Last August I reported about a Sankey diagram showing World GHG emissions, published on the website of the World Ressource Institute (WRI). I couldn’t show the diagram due to copyright concerns in that post, but to my delight, Tim Herzog, co-author of the WRI publication and Director of Online Communciations at WRI in a comment to my post granted permission. Thanks, Tim!

So here it is:

The diagram shows the activity sectors from which of greenhouse gases (GHGs) originate. The largest portion is from energy generation (including transport), followed by land use change and agriculture. Direct emissions from other industrial processes (other than combustion processes) and waste is comparatively small. The arrows on the right side give a breakdown into the individual gases with carbon dioxide as the main greenhouse gas (77%) followed by methane and N2O.

All data is for 2000 and given in CO2 equivalents with the GWP 100a weighting factors for methane, nitrous oxides, HFCs and PFCs from the IPCC 1996 report. The total quantity is an estimate of 41755 MtCO2 equivalent. Land use change shows negative numbers too, because credits can be given for reforestation (newly planted trees absorbing CO2).

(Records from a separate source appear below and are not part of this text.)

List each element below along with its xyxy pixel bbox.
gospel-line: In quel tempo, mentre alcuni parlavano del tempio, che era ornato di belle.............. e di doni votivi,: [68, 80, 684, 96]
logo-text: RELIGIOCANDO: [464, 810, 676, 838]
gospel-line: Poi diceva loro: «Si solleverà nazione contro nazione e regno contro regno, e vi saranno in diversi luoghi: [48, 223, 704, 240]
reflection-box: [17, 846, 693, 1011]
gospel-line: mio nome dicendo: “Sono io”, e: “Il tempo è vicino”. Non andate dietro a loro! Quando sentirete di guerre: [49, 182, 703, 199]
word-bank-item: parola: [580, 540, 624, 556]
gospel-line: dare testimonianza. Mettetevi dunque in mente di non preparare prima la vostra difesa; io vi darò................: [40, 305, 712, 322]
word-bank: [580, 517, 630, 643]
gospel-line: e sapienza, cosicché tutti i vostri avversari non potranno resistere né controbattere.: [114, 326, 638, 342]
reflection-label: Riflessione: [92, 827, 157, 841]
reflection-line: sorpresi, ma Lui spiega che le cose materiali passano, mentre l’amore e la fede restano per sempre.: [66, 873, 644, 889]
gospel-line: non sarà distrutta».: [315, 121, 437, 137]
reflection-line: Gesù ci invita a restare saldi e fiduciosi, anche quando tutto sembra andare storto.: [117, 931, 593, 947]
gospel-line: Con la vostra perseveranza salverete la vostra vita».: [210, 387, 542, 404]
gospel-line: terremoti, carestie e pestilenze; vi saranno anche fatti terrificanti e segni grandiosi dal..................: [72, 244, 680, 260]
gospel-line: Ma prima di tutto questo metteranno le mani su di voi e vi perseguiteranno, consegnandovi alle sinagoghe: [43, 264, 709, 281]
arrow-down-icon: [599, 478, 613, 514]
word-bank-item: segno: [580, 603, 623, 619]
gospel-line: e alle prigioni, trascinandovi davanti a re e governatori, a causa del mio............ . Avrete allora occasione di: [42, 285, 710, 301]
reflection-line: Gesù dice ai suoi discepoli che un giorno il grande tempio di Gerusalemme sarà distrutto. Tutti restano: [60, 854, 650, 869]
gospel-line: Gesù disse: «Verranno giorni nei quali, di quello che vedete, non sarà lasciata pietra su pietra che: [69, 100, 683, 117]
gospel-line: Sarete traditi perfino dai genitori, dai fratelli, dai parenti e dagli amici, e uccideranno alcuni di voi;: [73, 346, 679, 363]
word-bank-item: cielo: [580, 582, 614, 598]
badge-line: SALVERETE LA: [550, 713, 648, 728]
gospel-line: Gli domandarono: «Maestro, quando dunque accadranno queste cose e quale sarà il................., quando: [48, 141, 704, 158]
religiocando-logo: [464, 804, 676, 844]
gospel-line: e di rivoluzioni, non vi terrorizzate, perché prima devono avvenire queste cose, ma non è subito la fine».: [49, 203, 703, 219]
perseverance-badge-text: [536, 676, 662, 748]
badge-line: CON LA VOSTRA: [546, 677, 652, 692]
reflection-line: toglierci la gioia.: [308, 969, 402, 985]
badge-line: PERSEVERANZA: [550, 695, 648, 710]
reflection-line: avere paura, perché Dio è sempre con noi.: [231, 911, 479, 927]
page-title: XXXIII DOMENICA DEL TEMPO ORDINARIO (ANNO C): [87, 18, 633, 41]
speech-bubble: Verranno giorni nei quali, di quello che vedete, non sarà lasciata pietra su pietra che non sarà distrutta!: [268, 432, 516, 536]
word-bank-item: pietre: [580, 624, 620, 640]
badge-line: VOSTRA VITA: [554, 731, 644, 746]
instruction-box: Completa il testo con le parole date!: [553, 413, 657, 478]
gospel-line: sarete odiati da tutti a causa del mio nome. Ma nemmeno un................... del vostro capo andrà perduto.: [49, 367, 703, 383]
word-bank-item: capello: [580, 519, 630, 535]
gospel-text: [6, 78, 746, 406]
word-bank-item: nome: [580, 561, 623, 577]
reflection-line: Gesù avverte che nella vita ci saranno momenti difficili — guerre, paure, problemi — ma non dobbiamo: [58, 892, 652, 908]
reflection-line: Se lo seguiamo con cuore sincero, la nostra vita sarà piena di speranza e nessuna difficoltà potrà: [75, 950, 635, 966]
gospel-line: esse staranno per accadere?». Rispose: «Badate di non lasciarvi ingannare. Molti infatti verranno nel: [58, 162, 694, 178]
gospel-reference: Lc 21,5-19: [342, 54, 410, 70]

Here is the Sankey diagram from the same report just for the 2003 GHGs in the United States.

The overall CO2 equivalents are 6978 Mt in the US in that year, but the portion of GHGs from fuel combustion is higher. CO2 is 85% of the GHGs. For more details on the US GHG Sankey diagram, go to the WRI web page.

Kudos to the makers of these Sankey diagrams. Apart from the rich content they convey, they are also beautiful examples of how elegant Sankey diagrams can be.